Résumons : pour préparer le prochain projet de loi de finances, celui dont on prévient qu’il sera impossible à boucler, Jérôme Fournel remplace donc Fournel Jérôme, et c’est à cela sans doute qu’on mesure l’ampleur du changement survenu après la dissolution et les législatives. Michel Barnier n’ignore rien du problème d’image que cela renvoie. Il cherche d’abord un préfet, propose le poste à Michel Cadot, qui décline. Avant de se rendre à l’évidence : il a besoin d’un expert des finances publiques. “Mais, assure l’ami et prédécesseur Emmanuel Moulin, ceux qui sont prêts à faire ce genre de sacrifices se comptent sur les doigts d’une main. Si vous cherchez des gens qui ont l’expérience de la machine gouvernementale, des compétences certaines, dans une tranche d’âge entre 40 ans et 60 ans et qui acceptent les contraintes déontologiques, il n’y en a pas 36 !”

Déjà, certains ministres venus de la droite rigolent : “Ça signifie qu’on n’était pas en total désaccord depuis le début, non ? !” Il faut vite contourner l’obstacle. “Politiquement, c’est le Premier ministre qui fixera la ligne, mais il était dans une optique d’avoir techniquement au moins dans la première phase quelqu’un qui a tout en tête sur le budget”, explique un proche de Michel Barnier. L’ex-commissaire européen a un carnet d’adresses étoffé, mais certains des profils auxquels il aurait pu songer n’étaient pas prêts à faire un aller Bruxelles-Paris avec une date de retour potentiellement rapprochée.

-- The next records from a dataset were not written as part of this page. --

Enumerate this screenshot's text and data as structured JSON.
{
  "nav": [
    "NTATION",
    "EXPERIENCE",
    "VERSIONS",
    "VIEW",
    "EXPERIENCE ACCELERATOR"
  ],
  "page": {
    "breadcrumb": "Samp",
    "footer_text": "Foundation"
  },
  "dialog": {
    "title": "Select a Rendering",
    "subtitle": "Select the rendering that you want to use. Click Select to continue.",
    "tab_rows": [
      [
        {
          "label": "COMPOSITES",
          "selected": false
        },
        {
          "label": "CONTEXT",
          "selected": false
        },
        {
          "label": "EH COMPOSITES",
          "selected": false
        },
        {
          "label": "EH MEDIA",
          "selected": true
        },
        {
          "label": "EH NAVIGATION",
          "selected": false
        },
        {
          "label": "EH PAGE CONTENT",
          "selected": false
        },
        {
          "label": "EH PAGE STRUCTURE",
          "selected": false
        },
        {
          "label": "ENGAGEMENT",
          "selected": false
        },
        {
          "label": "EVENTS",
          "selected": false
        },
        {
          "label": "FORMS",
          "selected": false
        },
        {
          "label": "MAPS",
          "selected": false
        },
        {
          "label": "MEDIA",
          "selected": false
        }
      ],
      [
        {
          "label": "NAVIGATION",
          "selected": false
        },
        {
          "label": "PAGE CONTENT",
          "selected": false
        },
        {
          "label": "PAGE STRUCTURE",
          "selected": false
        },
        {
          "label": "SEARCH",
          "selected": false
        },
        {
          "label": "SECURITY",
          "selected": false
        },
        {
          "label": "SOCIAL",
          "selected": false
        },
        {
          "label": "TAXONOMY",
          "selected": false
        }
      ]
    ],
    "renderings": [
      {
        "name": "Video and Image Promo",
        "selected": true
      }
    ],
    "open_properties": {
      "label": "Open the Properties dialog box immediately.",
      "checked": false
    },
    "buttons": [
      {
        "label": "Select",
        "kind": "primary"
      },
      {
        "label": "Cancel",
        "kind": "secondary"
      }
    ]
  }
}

Jérôme Fournel, 57 ans, ne fait pas partie des historiques du Premier ministre. Quand celui-ci, le jour de sa nomination, à 7 heures, réunit à son domicile parisien quelques-uns de ses potentiels futurs collaborateurs, il n’est pas là. Il reçoit ensuite Emmanuel Moulin. Ce dernier lui souffle à son tour le nom de Fournel. Va pour le meilleur spécialiste et tant pis pour ceux, marcheurs de l’aube, macronistes rêvant de révolution, que cette endogamie laisse pantois : “Kohler, Moulin, Fournel… Les types sont copies conformes, bosseurs, techniques, plutôt sympathiques, désintéressés, convaincus que l’Etat leur appartient, et finalement émasculant la moindre velléité hétérodoxe.”

“Alexis Kohler le respecte”

Au moins cette nomination n’empêchera-t-elle pas Emmanuel Macron de dormir. Déjà, parce qu’il ne dort pas, ou peu. Ensuite, parce qu’il connaît Jérôme Fournel mieux que Michel Barnier. Ils se sont croisés il y a longtemps déjà. Lorsque Gérald Darmanin a proposé son nom pour le poste très sensible de directeur général des finances publiques, en mai 2019, le président a approuvé. Enfin, parce qu’il sait que, quand il affiche sa volonté que ne soit pas remise en question la politique de lutte contre le chômage et d’attractivité, il trouvera en lui une et même deux oreilles attentives.

Autant dire que le parfum de cohabitation tant vanté un temps par l’Elysée ne risque pas d’embaumer au point de donner la migraine. Personne n’est dépaysé. Jérôme Fournel connaît le chemin vers la rue du Faubourg-Saint-Honoré, il l’empruntait lorsque, avec Darmanin, il fallait défendre le prélèvement à la source devant le président. “Alexis Kohler le respecte, entre produits de Bercy, on se respecte”, décrit un membre de l’exécutif. “Ils ne sont pas intimes”, tempère une de leurs connaissances communes.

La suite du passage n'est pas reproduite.